When doctors figure out that they need a new system, it is important “to have a specific list of what you are looking for,” Sterling said.
Up-front costs, monthly fees and staff training time are important considerations, although you must remember that “you are making a value-added investment” in your practice, Sterling said.
The pricing for EHRs is “variable,” Burger said. “Some are more comprehensive and flexible, and often the more comprehensive the system, the more complex and expensive the system.”
Conversely, “a common practice among the less expensive EHRs is to lowball the costs of professional services,” Burger said. “Perhaps the cost [presented] doesn't include the level or amount of training required to optimize the system.”
Benefits of a cloud-based system
Second-time purchasers always have the advantage of learning from mistakes, if they learn the right lessons. But for EHR buyers, there are more options and resources than there were the first time around.

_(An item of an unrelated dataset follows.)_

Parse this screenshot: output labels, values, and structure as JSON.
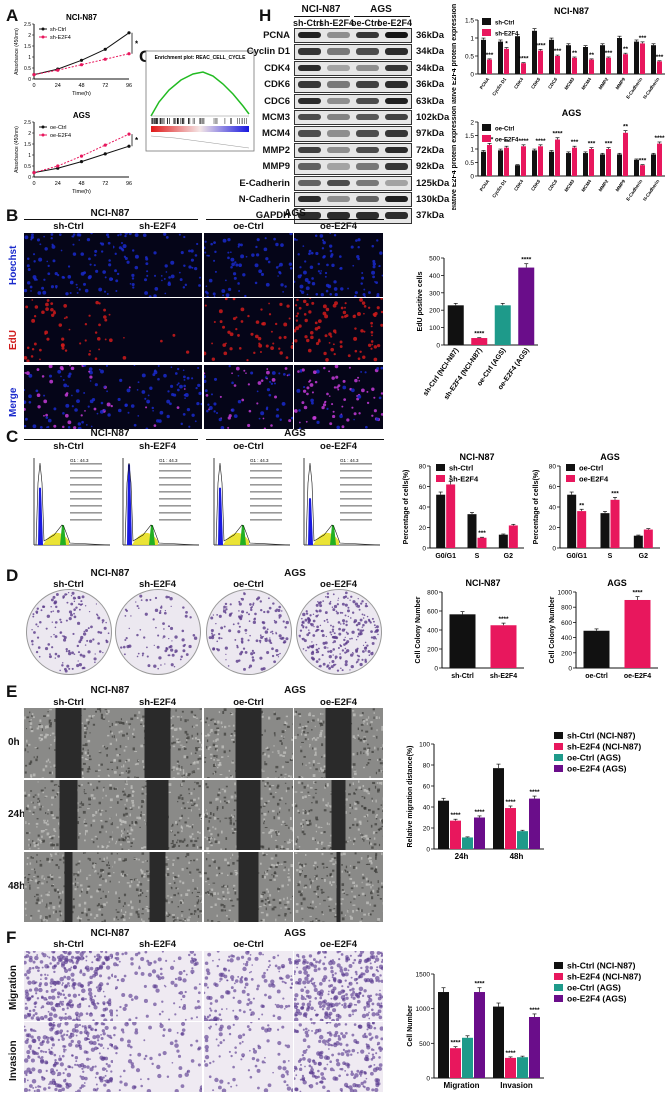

For example, there are independent reviews on sites such as AmericanEHR Partners. The Dept. of Health and Human Services posts a list of EHR products that are certified to meet meaningful use requirements. Although those pieces of information alone won't tell doctors what systems will work for them, they can give physicians some sense of whether a product is worth considering.
One thing that has changed since the first time many practices bought EHRs is how data are stored. Practices will need to consider whether they are going to purchase a Web-based or on-premise system, Burger said. A Web or cloud system typically has an all-inclusive monthly fee. With the other systems, physicians must assume responsibility for the software, hardware, backups and in-office networks. Sometimes cloud systems seem cheaper because the up-front costs are lower.
“Make sure the cloud is truly cheaper,” Sterling said. “In a one- to three-person physician practice, clouds are attractive. There's a low entry fee, and the system will deal with a lot of [Health Insurance Portability and Accountability Act] security issues.” For a small practice “the system can provide more product than you could afford on your own.”
But for larger practices “the cloud might not make sense,” because fees typically are based on the number of physicians and there are high training costs, Sterling said.
Derek Kosiorek, principal of MGMA Healthcare Consulting Group, believes cloud-based systems offer the greatest opportunity for innovation over the long haul.
Throughout the process, “be a lot more demanding of your new system,” Sterling said. For example, “the data conversion design from your old EHR to your new EHR should be built into the contract, and there should be specifics on how the information is going to be moved from one system to the other.
“Your practice has a responsibility to maintain patient records,” Sterling said. “You can't stop using your current system or stop paying for it” until your new system is fully converted and operational.
Although upgrading to a new system is easier than moving from paper records to an EHR, the transition may take three to six months to reach 100% capacity, Kosiorek said.
“If you are moving from a structural database design to another format, the transition may be challenging,” Sterling said. “As part of the process, you may have to go in and [manually] fix some of the data.”
Throughout the process, look ahead, Sterling added. “The system should add value to the practice” by offering meaningful use features, such as patient portals, recovering and sending lab orders, and managing transition of care. “You want to move beyond stage 2 meaningful use.”
“If [a new system] is not going to be more efficient and easier to use, you don't want to” purchase or move to a new system, Kosiorek said. “It should be viewed as a value-added investment.”